VR becomes the new reality for artists as museums and galleries battle to draw in visitors
- Galleries and museums around the world have closed their doors to the public
- Exhibitions staged via online platforms are becoming the new normal, and artists are realising the need to become VR savvy
By Kwon Mee-yoo
Covid-19 has forced art museums and galleries in South Korea to close temporarily, but museums have turned to online platforms to reach people craving culture while they are isolated at home.
The Savina Museum of Contemporary Art in Seoul saw a surge in digital viewers of its virtual reality (VR) exhibitions after the outbreak. The private museum was one of the first in Korea to offer VR exhibitions in 2012 and it now has an archive of 29 VR exhibitions available online.
“We didn’t want our long prepared exhibitions to be wasted after they closed. We wanted to preserve exhibitions as they were displayed, not just through a printed catalogue,” said Kang Jae-hyun, the museum’s chief curator. “The VR exhibitions are also aimed at those who cannot visit the museum in person.” Kang said the number of visitors to the VR exhibitions has jumped almost 10 times since the Covid-19 outbreak.
“Most artists have expressed an interest in VR exhibitions, which document their shows in an unprecedented way. Some of them asked us how to create a VR exhibition to archive their other exhibitions as well.”
Kang said the art world cannot go back to pre-pandemic routines. “Constructing online exhibitions, including VR, will become essential, not an option, for contemporary artists in the immediate future. Though the online edition cannot completely replace the offline exhibition, artists will have to think about the online presentation of their work and their exhibitions,” Kang said.
“Installation methods will also have to take the online version into consideration. For instance, we have an open-air exhibition space on our rooftop and could use drones to add a sense of dimension to the VR version.”
The National Museum of Modern and Contemporary Art (MMCA) experimented with a variety of online content on its social media platforms during its 72-day closure. “Modern and Contemporary Korean Writing”, a calligraphy exhibition at the MMCA’s Deoksugung Palace branch, went online in late March while the museum was closed, with the curator giving a tour of the exhibit that was live-streamed on YouTube.
“Over 14,000 viewers watched it live and it has now reached 67,000 views,” said Tiffany Yun, MMCA senior deputy director of public relations. “On the day of our reopening, a visitor said she watched the video online with her child and had a greater appreciation of the exhibition in person after seeing it online in advance.”
The museum's contemporary art videos featuring renowned artists such as Marcel Duchamp, Choi Jeong-hwa and Park Seo-bo received more views during the lockdown. “Since the Office of Education set students the task of writing a report on our artist video series for art classes, the videos got up to 150,000 views. This has encouraged the MMCA to strengthen its educational content,” Yun said.
The state-run art museum expects online content will complement its in-person exhibitions. “The coronavirus crisis presents an opportunity to rethink how to present art, as people can gain access through online platforms, especially through mobile.

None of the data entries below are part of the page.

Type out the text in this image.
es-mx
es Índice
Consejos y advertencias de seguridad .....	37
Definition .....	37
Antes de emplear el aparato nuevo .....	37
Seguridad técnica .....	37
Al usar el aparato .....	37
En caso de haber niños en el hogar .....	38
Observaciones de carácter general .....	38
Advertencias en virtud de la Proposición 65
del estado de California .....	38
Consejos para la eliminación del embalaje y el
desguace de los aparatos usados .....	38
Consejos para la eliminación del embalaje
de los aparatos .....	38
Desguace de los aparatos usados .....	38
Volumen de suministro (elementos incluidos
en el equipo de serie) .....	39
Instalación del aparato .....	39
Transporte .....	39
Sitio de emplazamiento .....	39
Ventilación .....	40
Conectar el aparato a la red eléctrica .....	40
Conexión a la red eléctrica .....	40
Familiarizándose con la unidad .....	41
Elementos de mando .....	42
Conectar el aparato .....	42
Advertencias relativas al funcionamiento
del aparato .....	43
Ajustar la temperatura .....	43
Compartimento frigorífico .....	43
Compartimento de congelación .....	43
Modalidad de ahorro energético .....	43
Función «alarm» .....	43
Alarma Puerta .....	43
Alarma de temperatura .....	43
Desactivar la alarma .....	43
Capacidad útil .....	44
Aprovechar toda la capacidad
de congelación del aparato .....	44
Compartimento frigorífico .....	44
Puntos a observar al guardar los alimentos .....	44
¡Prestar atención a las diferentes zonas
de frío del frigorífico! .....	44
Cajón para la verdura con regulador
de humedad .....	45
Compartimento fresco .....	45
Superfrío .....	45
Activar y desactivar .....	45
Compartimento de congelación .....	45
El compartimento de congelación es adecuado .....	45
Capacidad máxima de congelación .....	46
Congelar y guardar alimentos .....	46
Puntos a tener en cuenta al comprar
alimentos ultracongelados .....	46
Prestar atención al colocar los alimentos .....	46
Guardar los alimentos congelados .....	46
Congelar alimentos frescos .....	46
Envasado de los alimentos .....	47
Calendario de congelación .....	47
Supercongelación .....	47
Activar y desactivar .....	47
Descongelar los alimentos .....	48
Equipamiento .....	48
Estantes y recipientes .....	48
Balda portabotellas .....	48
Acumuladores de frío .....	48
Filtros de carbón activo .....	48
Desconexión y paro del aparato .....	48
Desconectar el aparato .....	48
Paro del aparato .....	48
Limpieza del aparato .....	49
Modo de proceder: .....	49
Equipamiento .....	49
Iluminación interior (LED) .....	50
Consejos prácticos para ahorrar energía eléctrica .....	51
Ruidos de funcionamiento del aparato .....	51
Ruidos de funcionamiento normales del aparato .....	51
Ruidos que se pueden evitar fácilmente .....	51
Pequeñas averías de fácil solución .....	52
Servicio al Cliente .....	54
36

We were planning to create online content for seven of our exhibitions this year, but it was expanded to include all exhibitions as the Covid-19 situation raised our awareness about the importance of online exhibitions,” Yun said.
The pandemic has also affected how international exhibitions are organised. “The participating artists for the upcoming 2020 Asia Project Looking for Another Family exhibition could not visit the museum in person to install their art. We are preparing the exhibit entirely through video conferencing and have documented the installation process, which will be exhibited alongside the art,” Yun said. “The opening ceremony will also differ from what it used to be. It will be held online, inviting overseas artists and the curator and giving them a tour of the exhibition.”

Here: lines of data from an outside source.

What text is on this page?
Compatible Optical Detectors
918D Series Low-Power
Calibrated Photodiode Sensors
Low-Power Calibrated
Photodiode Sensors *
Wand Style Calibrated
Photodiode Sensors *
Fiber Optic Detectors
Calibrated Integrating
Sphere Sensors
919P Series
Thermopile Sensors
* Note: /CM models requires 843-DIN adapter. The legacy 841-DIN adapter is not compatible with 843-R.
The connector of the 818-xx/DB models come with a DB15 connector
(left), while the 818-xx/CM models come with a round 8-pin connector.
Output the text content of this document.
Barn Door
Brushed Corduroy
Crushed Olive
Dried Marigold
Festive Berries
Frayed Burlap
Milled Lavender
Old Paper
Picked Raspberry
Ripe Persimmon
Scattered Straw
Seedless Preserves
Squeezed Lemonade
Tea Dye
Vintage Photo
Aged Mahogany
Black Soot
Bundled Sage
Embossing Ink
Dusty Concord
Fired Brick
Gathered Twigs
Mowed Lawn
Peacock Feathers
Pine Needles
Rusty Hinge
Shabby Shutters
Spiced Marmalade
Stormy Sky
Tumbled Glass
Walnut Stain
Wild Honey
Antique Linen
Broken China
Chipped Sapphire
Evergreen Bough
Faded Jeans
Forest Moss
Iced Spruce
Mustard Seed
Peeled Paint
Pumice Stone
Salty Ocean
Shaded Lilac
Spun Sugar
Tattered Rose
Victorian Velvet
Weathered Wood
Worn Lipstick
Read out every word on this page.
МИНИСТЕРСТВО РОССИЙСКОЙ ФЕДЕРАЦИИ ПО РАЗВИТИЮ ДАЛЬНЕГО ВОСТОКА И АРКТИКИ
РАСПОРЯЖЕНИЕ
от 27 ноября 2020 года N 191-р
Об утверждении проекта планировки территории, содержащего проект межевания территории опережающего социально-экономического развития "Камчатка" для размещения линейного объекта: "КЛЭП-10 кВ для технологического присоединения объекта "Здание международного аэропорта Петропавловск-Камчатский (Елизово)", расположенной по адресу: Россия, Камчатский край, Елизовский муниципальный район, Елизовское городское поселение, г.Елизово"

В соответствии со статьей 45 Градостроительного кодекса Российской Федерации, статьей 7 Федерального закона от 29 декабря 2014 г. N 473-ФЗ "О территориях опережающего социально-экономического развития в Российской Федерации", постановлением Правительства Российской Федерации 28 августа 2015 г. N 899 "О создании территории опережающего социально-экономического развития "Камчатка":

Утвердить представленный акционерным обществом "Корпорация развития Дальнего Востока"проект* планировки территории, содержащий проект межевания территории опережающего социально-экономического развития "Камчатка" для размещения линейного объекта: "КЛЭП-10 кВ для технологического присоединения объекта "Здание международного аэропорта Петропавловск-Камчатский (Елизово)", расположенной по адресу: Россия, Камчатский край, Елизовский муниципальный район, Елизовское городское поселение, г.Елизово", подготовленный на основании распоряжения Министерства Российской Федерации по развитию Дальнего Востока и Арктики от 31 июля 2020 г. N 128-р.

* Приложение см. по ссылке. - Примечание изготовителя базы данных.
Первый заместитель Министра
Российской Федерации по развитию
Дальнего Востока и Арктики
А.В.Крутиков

The National Museum of Korea opened three Immersive Digital Galleries this week and though the content was originally developed for in-person visits, the museum plans to expand it online.
“We expect the museum to take a bigger online role. When I went on a research trip abroad last year, the Korean Cultural Centres overseas said there is a demand for quality digital content on Korean traditional culture for educational purposes as well as for nostalgic Korean overseas residents,” said Lee Tae-hee, associate curator of the museum's digitisation division.

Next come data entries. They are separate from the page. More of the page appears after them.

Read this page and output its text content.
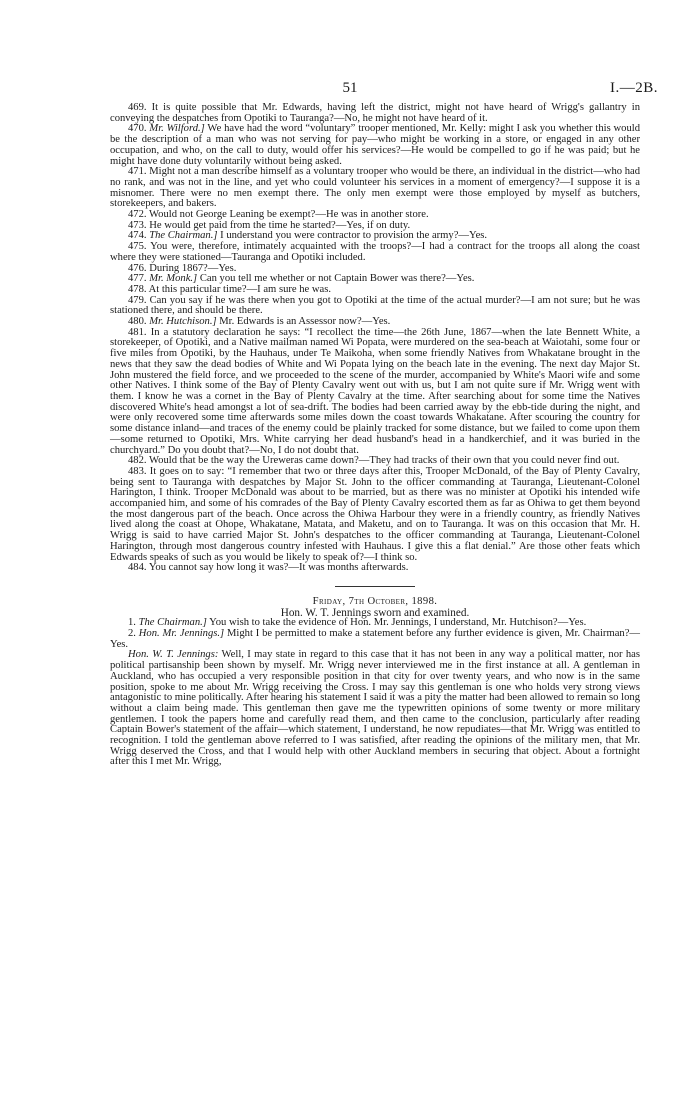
51	I.—2B.

469. It is quite possible that Mr. Edwards, having left the district, might not have heard of Wrigg's gallantry in conveying the despatches from Opotiki to Tauranga?—No, he might not have heard of it.

470. Mr. Wilford.] We have had the word “voluntary” trooper mentioned, Mr. Kelly: might I ask you whether this would be the description of a man who was not serving for pay—who might be working in a store, or engaged in any other occupation, and who, on the call to duty, would offer his services?—He would be compelled to go if he was paid; but he might have done duty voluntarily without being asked.

471. Might not a man describe himself as a voluntary trooper who would be there, an individual in the district—who had no rank, and was not in the line, and yet who could volunteer his services in a moment of emergency?—I suppose it is a misnomer. There were no men exempt there. The only men exempt were those employed by myself as butchers, storekeepers, and bakers.

472. Would not George Leaning be exempt?—He was in another store.

473. He would get paid from the time he started?—Yes, if on duty.

474. The Chairman.] I understand you were contractor to provision the army?—Yes.

475. You were, therefore, intimately acquainted with the troops?—I had a contract for the troops all along the coast where they were stationed—Tauranga and Opotiki included.

476. During 1867?—Yes.

477. Mr. Monk.] Can you tell me whether or not Captain Bower was there?—Yes.

478. At this particular time?—I am sure he was.

479. Can you say if he was there when you got to Opotiki at the time of the actual murder?—I am not sure; but he was stationed there, and should be there.

480. Mr. Hutchison.] Mr. Edwards is an Assessor now?—Yes.

481. In a statutory declaration he says: “I recollect the time—the 26th June, 1867—when the late Bennett White, a storekeeper, of Opotiki, and a Native mailman named Wi Popata, were murdered on the sea-beach at Waiotahi, some four or five miles from Opotiki, by the Hauhaus, under Te Maikoha, when some friendly Natives from Whakatane brought in the news that they saw the dead bodies of White and Wi Popata lying on the beach late in the evening. The next day Major St. John mustered the field force, and we proceeded to the scene of the murder, accompanied by White's Maori wife and some other Natives. I think some of the Bay of Plenty Cavalry went out with us, but I am not quite sure if Mr. Wrigg went with them. I know he was a cornet in the Bay of Plenty Cavalry at the time. After searching about for some time the Natives discovered White's head amongst a lot of sea-drift. The bodies had been carried away by the ebb-tide during the night, and were only recovered some time afterwards some miles down the coast towards Whakatane. After scouring the country for some distance inland—and traces of the enemy could be plainly tracked for some distance, but we failed to come upon them—some returned to Opotiki, Mrs. White carrying her dead husband's head in a handkerchief, and it was buried in the churchyard.” Do you doubt that?—No, I do not doubt that.

482. Would that be the way the Ureweras came down?—They had tracks of their own that you could never find out.

483. It goes on to say: “I remember that two or three days after this, Trooper McDonald, of the Bay of Plenty Cavalry, being sent to Tauranga with despatches by Major St. John to the officer commanding at Tauranga, Lieutenant-Colonel Harington, I think. Trooper McDonald was about to be married, but as there was no minister at Opotiki his intended wife accompanied him, and some of his comrades of the Bay of Plenty Cavalry escorted them as far as Ohiwa to get them beyond the most dangerous part of the beach. Once across the Ohiwa Harbour they were in a friendly country, as friendly Natives lived along the coast at Ohope, Whakatane, Matata, and Maketu, and on to Tauranga. It was on this occasion that Mr. H. Wrigg is said to have carried Major St. John's despatches to the officer commanding at Tauranga, Lieutenant-Colonel Harington, through most dangerous country infested with Hauhaus. I give this a flat denial.” Are those other feats which Edwards speaks of such as you would be likely to speak of?—I think so.

484. You cannot say how long it was?—It was months afterwards.

Friday, 7th October, 1898.

Hon. W. T. Jennings sworn and examined.

1. The Chairman.] You wish to take the evidence of Hon. Mr. Jennings, I understand, Mr. Hutchison?—Yes.

2. Hon. Mr. Jennings.] Might I be permitted to make a statement before any further evidence is given, Mr. Chairman?—Yes.

Hon. W. T. Jennings: Well, I may state in regard to this case that it has not been in any way a political matter, nor has political partisanship been shown by myself. Mr. Wrigg never interviewed me in the first instance at all. A gentleman in Auckland, who has occupied a very responsible position in that city for over twenty years, and who now is in the same position, spoke to me about Mr. Wrigg receiving the Cross. I may say this gentleman is one who holds very strong views antagonistic to mine politically. After hearing his statement I said it was a pity the matter had been allowed to remain so long without a claim being made. This gentleman then gave me the typewritten opinions of some twenty or more military gentlemen. I took the papers home and carefully read them, and then came to the conclusion, particularly after reading Captain Bower's statement of the affair—which statement, I understand, he now repudiates—that Mr. Wrigg was entitled to recognition. I told the gentleman above referred to I was satisfied, after reading the opinions of the military men, that Mr. Wrigg deserved the Cross, and that I would help with other Auckland members in securing that object. About a fortnight after this I met Mr. Wrigg,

“Students at Korean overseas schools or foreigners who want to know more about Korean culture can learn much more from immersive content than books.”
Shin Sang-chul, a professor at the Department of Cultural Heritage Convergence at Korea University, said online exhibitions have limitations in terms of a museum’s curation goals, but they serve a role for educational purposes.
“A museum displays actual relics and art pieces. When one cannot go to a museum in person, online exhibitions can provide information and images, but the digital experience would never replace the value of the actual object and the curator’s interpretation,” Shin said. “However, online exhibitions and content are useful for education.”